Sebbene vivessimo dei momenti di gioia nel nostro viaggio, la lettera anonima ha contribuito a farci sentire ansiosi per quanto riguardava i dubbi che avevamo su noi stessi e sulle decisioni che avevamo preso e ci siamo chiesti come ne saremmo mai potuti venire a capo - forse questi non sono sentimenti diversi da quelli che avete provato voi in alcune occasioni. Per quanto fosse difficile per la nostra giovane famiglia, ora guardiamo indietro con umile stupore, perché non avremmo mai potuto immaginare come fosse tutto possibile. Mentre eravamo nel crogiolo del momento, il nostro percorso non era sempre chiaro. Non eravamo sicuri che i nostri sforzi sarebbero stati ripagati. Ci siamo chiesti ad alta voce se ne valesse la pena. Ogni giorno sembrava essere un atto di fede cercando di rimanere fedeli al nostro impegno mentre attraversavamo le acque torbide della vita. Ora che l'esperienza è finita, pensiamo con affetto a quei giorni e possiamo vedere la mano del Signore che ci guidava in ogni fase del cammino.

 

La nostra esperienza mi ha ricordato le parole di Ammon a seguito del suo impegnativo servizio missionario con Alma e i figli di Mosia.

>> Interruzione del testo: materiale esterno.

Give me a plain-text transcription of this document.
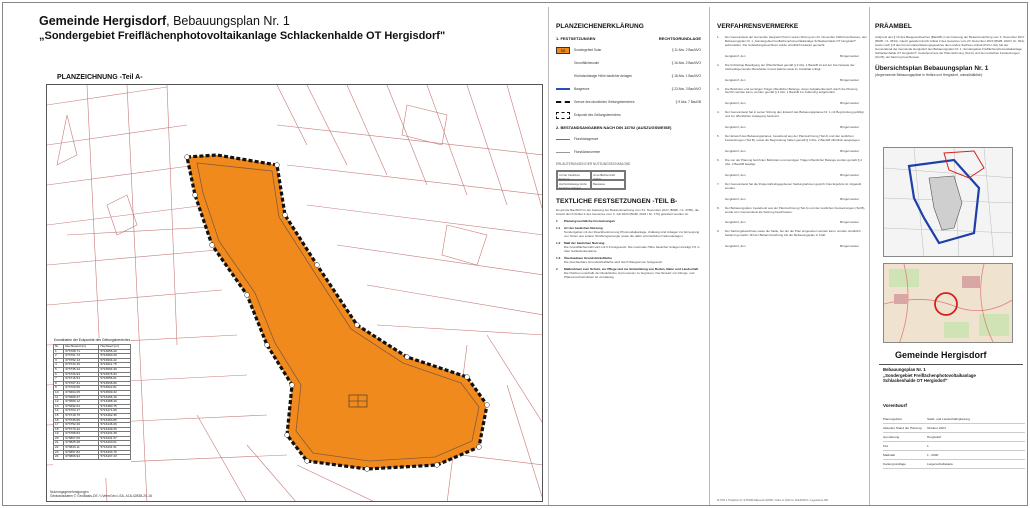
Gemeinde Hergisdorf, Bebauungsplan Nr. 1
„Sondergebiet Freiflächenphotovoltaikanlage Schlackenhalde OT Hergisdorf"
PLANZEICHNUNG -Teil A-
Koordinaten der Eckpunkte des Geltungsbereiches
Nr.	Rechtswert [m]	Hochwert [m]
1	673768.71	5716656.20
2	673761.73	5716660.20
3	673752.13	5716634.22
4	673743.16	5716611.75
5	673735.44	5716594.30
6	673726.94	5716576.93
7	673716.54	5716556.51
8	673707.31	5716536.89
9	673700.55	5716522.81
10	673694.05	5716509.32
11	673689.37	5716496.16
12	673689.12	5716488.49
13	673692.64	5716480.75
14	673704.17	5716471.66
15	673719.75	5716462.36
16	673735.66	5716453.85
17	673752.29	5716446.09
18	673770.42	5716439.25
19	673788.84	5716434.38
20	673807.09	5716431.57
21	673825.28	5716430.61
22	673843.11	5716431.51
23	673857.82	5716433.70
24	673866.94	5716437.23
Nutzungsgenehmigungen
Geobasisdaten © GeoBasis-DE / LVermGeo LSA, A18-42838-20-16
PLANZEICHENERKLÄRUNG
1. FESTSETZUNGEN	RECHTSGRUNDLAGE
SO	Sondergebiet Solar	§ 11 Abs. 2 BauNVO
Grundflächenzahl	§ 16 Abs. 2 BauNVO
Höchstzulässige Höhe baulicher Anlagen	§ 18 Abs. 1 BauNVO
Baugrenze	§ 23 Abs. 3 BauNVO
Grenze des räumlichen Geltungsbereiches	§ 9 Abs. 7 BauGB
Eckpunkt des Geltungsbereiches
2. BESTANDSANGABEN NACH DIN 18702 (AUSZUGSWEISE)
Flurstücksgrenze
Flurstücksnummer
ERLÄUTERUNGEN DER NUTZUNGSSCHABLONE
Art der baulichen Nutzung
Grundflächenzahl (GRZ)
Höchstzulässige Höhe baulicher Anlagen
Bauweise
TEXTLICHE FESTSETZUNGEN -TEIL B-
Es gilt die BauNVO in der Fassung der Bekanntmachung vom 21. November 2017 (BGBl. I S. 3786), die zuletzt durch Artikel 2 des Gesetzes vom 3. Juli 2023 (BGBl. 2023 I Nr. 176) geändert worden ist.
1	Planungsrechtliche Festsetzungen
1.1	Art der baulichen Nutzung
Sondergebiet mit der Zweckbestimmung Photovoltaikanlage. Zulässig sind Anlagen zur Erzeugung von Strom aus solarer Strahlungsenergie sowie die dafür erforderlichen Nebenanlagen.
1.2	Maß der baulichen Nutzung
Die Grundflächenzahl wird mit 0,6 festgesetzt. Die maximale Höhe baulicher Anlagen beträgt 3,5 m über Geländeoberkante.
1.3	Überbaubare Grundstücksfläche
Die überbaubare Grundstücksfläche wird durch Baugrenzen festgesetzt.
2	Maßnahmen zum Schutz, zur Pflege und zur Entwicklung von Boden, Natur und Landschaft
Die Flächen unterhalb der Modultische sind extensiv zu begrünen. Der Einsatz von Dünge- und Pflanzenschutzmitteln ist unzulässig.
VERFAHRENSVERMERKE
1.	Der Gemeinderat der Gemeinde Hergisdorf hat in seiner Sitzung am 23. November 2022 beschlossen, den Bebauungsplan Nr. 1 „Sondergebiet Freiflächenphotovoltaikanlage Schlackenhalde OT Hergisdorf" aufzustellen. Der Aufstellungsbeschluss wurde ortsüblich bekannt gemacht.
Hergisdorf, den	Bürgermeister
2.	Die frühzeitige Beteiligung der Öffentlichkeit gemäß § 3 Abs. 1 BauGB ist auf der Internetseite der Verbandsgemeinde Mansfelder Grund-Helbra sowie im Amtsblatt erfolgt.
Hergisdorf, den	Bürgermeister
3.	Die Behörden und sonstigen Träger öffentlicher Belange, deren Aufgabenbereich durch die Planung berührt werden kann, wurden gemäß § 4 Abs. 1 BauGB zur Äußerung aufgefordert.
Hergisdorf, den	Bürgermeister
4.	Der Gemeinderat hat in seiner Sitzung den Entwurf des Bebauungsplanes Nr. 1 mit Begründung gebilligt und zur öffentlichen Auslegung bestimmt.
Hergisdorf, den	Bürgermeister
5.	Der Entwurf des Bebauungsplanes, bestehend aus der Planzeichnung (Teil A) und den textlichen Festsetzungen (Teil B), sowie die Begründung haben gemäß § 3 Abs. 2 BauGB öffentlich ausgelegen.
Hergisdorf, den	Bürgermeister
6.	Die von der Planung berührten Behörden und sonstigen Träger öffentlicher Belange wurden gemäß § 4 Abs. 2 BauGB beteiligt.
Hergisdorf, den	Bürgermeister
7.	Der Gemeinderat hat die fristgemäß abgegebenen Stellungnahmen geprüft. Das Ergebnis ist mitgeteilt worden.
Hergisdorf, den	Bürgermeister
8.	Der Bebauungsplan, bestehend aus der Planzeichnung (Teil A) und den textlichen Festsetzungen (Teil B), wurde vom Gemeinderat als Satzung beschlossen.
Hergisdorf, den	Bürgermeister
9.	Der Satzungsbeschluss sowie die Stelle, bei der der Plan eingesehen werden kann, wurden ortsüblich bekannt gemacht. Mit der Bekanntmachung tritt der Bebauungsplan in Kraft.
Hergisdorf, den	Bürgermeister
PRÄAMBEL
Aufgrund des § 10 des Baugesetzbuches (BauGB) in der Fassung der Bekanntmachung vom 3. November 2017 (BGBl. I S. 3634), zuletzt geändert durch Artikel 3 des Gesetzes vom 20. Dezember 2023 (BGBl. 2023 I Nr. 394), sowie nach § 8 des Kommunalverfassungsgesetzes des Landes Sachsen-Anhalt (KVG LSA) hat der Gemeinderat der Gemeinde Hergisdorf den Bebauungsplan Nr. 1 „Sondergebiet Freiflächenphotovoltaikanlage Schlackenhalde OT Hergisdorf", bestehend aus der Planzeichnung (Teil A) und den textlichen Festsetzungen (Teil B), als Satzung beschlossen.
Übersichtsplan Bebauungsplan Nr. 1
(Angrenzende Bebauungspläne in Helbra und Hergisdorf, unmaßstäblich)
Gemeinde Hergisdorf
Bebauungsplan Nr. 1
„Sondergebiet Freiflächenphotovoltaikanlage
Schlackenhalde OT Hergisdorf"
Vorentwurf
Planungsbüro	Stadt- und Landschaftsplanung
Aktueller Stand der Planung	Oktober 2024
Gemarkung	Hergisdorf
Flur	1
Maßstab	1 : 2000
Kartengrundlage	Liegenschaftskarte
M-STR 4 Projektion D, ETRS89 Ellipsoid GRS80 / Höhe in NHN im DHHN2016 / Lagestatus 489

Le Scritture riportano “le circostanze che li avevano accompagnati nei loro viaggi, poiché avevano avuto grandi afflizioni; avevano sofferto molto, sia nel corpo che nella mente.’’2 A volte "erano depressi e. . . stavano per tornare indietro.”3 Eppure alla fine del suo difficile servizio, Ammon rifletté e retoricamente chiese: “Qual gran motivo abbiamo di gioire; poiché avremmo noi immaginato . . . che Dio ci avrebbe accordato benedizioni tanto grandi?"4 Ripeto,"Qual gran motivo abbiamo di gioire; poiché avremmo noi immaginato . . . che Dio ci avrebbe accordato benedizioni tanto grandi?”

 

Le parole di Ammon suggeriscono che quando iniziò il suo servizio, egli non poteva prevedere a pieno il risultato o persino le benedizioni del Signore mentre faticava. In effetti, le sue parole implicano che avrebbe potuto vedere la sua intera esperienza in modo diverso se fosse stato in grado di supporre fin dall'inizio quali sarebbero state le benedizioni finali. Come Ammon, ognuno di noi può avere difficoltà a supporre esattamente quali grandi benedizioni il Signore ha in serbo per noi.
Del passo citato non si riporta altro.